According to the Capitol Christmas Tree website, the tradition of the Capitol Christmas tree began in 1964. Every year since, the Capitol architect pairs with the United States Forest Service in order to provide Christmas trees for the U.S. Capitol Building’s lawn.
Capitol Christmas trees are selected from a variety of states. This year, a little piece of New Mexico will be represented in the country's capital. New Mexico has been awarded this honor only two times before.
There are typically two types of Christmas trees seen at the Capitol during the holiday season: Spruces and firs. This year, the Carson National Forest has presented a 60-foot tall blue spruce from just north of Questa.
The spruce was cut on Wednesday, Nov. 6, just after sunrise. At the tree cutting event, Governor Michelle Lujan Grisham talked to the crowd about the pride she and other New Mexicans share concerning the public lands found in New Mexico, according to the Capitol Christmas Tree website.
On Nov. 11, the spruce’s tour began at 9 a.m. at Alta Vista Elementary and Intermediate School in Questa.
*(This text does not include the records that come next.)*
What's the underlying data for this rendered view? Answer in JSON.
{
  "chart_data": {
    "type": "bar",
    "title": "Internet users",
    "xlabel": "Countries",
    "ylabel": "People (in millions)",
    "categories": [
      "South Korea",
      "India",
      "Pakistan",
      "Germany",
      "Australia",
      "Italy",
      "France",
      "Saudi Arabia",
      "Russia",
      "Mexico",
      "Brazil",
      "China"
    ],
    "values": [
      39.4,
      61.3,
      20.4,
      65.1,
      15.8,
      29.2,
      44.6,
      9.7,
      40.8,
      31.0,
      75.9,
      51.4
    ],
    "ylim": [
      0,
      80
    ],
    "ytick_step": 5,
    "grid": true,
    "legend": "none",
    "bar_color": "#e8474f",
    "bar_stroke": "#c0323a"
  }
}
As the day went on, the tree — carried in a Kenworth W900 transport trailer — visited Eagle's Nest, Angel Fire and Taos.
After making several stops in both small and large New Mexico communities, the tree made its way to Texas on Nov. 15. Over the next few days, it will find itself making stops in Louisiana, Alabama, Georgia and Tennessee. According to the Capitol Christmas Tree website, this route may be subject to change.
The tour will visit 30 communities before arriving in D.C. on Nov. 25. People interested in watching the tree’s travel progress can go to www.capitoltreetracker.com.